Zhao Haitao, Yuen Pong Chi, Kwok James T
Institute of Aerospace Science and Technology, Shanghai Jiaotong University, China.
IEEE Trans Syst Man Cybern B Cybern. 2006 Aug;36(4):873-86. doi: 10.1109/tsmcb.2006.870645.
Principal component analysis (PCA) has been proven to be an efficient method in pattern recognition and image analysis. Recently, PCA has been extensively employed for face-recognition algorithms, such as eigenface and fisherface. The encouraging results have been reported and discussed in the literature. Many PCA-based face-recognition systems have also been developed in the last decade. However, existing PCA-based face-recognition systems are hard to scale up because of the computational cost and memory-requirement burden. To overcome this limitation, an incremental approach is usually adopted. Incremental PCA (IPCA) methods have been studied for many years in the machine-learning community. The major limitation of existing IPCA methods is that there is no guarantee on the approximation error. In view of this limitation, this paper proposes a new IPCA method based on the idea of a singular value decomposition (SVD) updating algorithm, namely an SVD updating-based IPCA (SVDU-IPCA) algorithm. In the proposed SVDU-IPCA algorithm, we have mathematically proved that the approximation error is bounded. A complexity analysis on the proposed method is also presented. Another characteristic of the proposed SVDU-IPCA algorithm is that it can be easily extended to a kernel version. The proposed method has been evaluated using available public databases, namely FERET, AR, and Yale B, and applied to existing face-recognition algorithms. Experimental results show that the difference of the average recognition accuracy between the proposed incremental method and the batch-mode method is less than 1%. This implies that the proposed SVDU-IPCA method gives a close approximation to the batch-mode PCA method.

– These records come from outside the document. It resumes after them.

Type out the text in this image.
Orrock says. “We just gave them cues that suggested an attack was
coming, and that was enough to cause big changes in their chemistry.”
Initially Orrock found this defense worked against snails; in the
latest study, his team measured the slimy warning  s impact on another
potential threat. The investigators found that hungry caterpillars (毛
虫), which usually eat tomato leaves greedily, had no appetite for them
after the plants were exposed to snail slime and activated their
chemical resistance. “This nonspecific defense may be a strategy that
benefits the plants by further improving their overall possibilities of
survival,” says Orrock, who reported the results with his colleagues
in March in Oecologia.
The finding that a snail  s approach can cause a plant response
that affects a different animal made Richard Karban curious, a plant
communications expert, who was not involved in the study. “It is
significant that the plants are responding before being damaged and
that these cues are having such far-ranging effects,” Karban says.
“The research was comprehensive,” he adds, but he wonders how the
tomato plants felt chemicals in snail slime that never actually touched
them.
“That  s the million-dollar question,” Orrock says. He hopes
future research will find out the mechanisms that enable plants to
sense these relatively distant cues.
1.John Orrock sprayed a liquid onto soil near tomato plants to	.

主成分分析(PCA)已被证明是模式识别和图像分析中的一种有效方法。最近,PCA已被广泛应用于人脸识别算法,如特征脸和Fisher脸。文献中已经报道并讨论了令人鼓舞的结果。在过去十年中,还开发了许多基于PCA的人脸识别系统。然而,由于计算成本和内存需求负担,现有的基于PCA的人脸识别系统很难扩大规模。为了克服这一限制,通常采用增量方法。机器学习社区已经对增量主成分分析(IPCA)方法进行了多年研究。现有IPCA方法的主要局限性在于无法保证近似误差。鉴于这一局限性,本文基于奇异值分解(SVD)更新算法的思想提出了一种新的IPCA方法,即基于SVD更新的IPCA(SVDU-IPCA)算法。在所提出的SVDU-IPCA算法中,我们已经从数学上证明了近似误差是有界的。还对所提出的方法进行了复杂度分析。所提出的SVDU-IPCA算法的另一个特点是它可以很容易地扩展到内核版本。所提出的方法已经使用可用的公共数据库FERET、AR和Yale B进行了评估,并应用于现有的人脸识别算法。实验结果表明,所提出的增量方法与批处理模式方法之间的平均识别准确率差异小于1%。这意味着所提出的SVDU-IPCA方法与批处理模式PCA方法非常接近。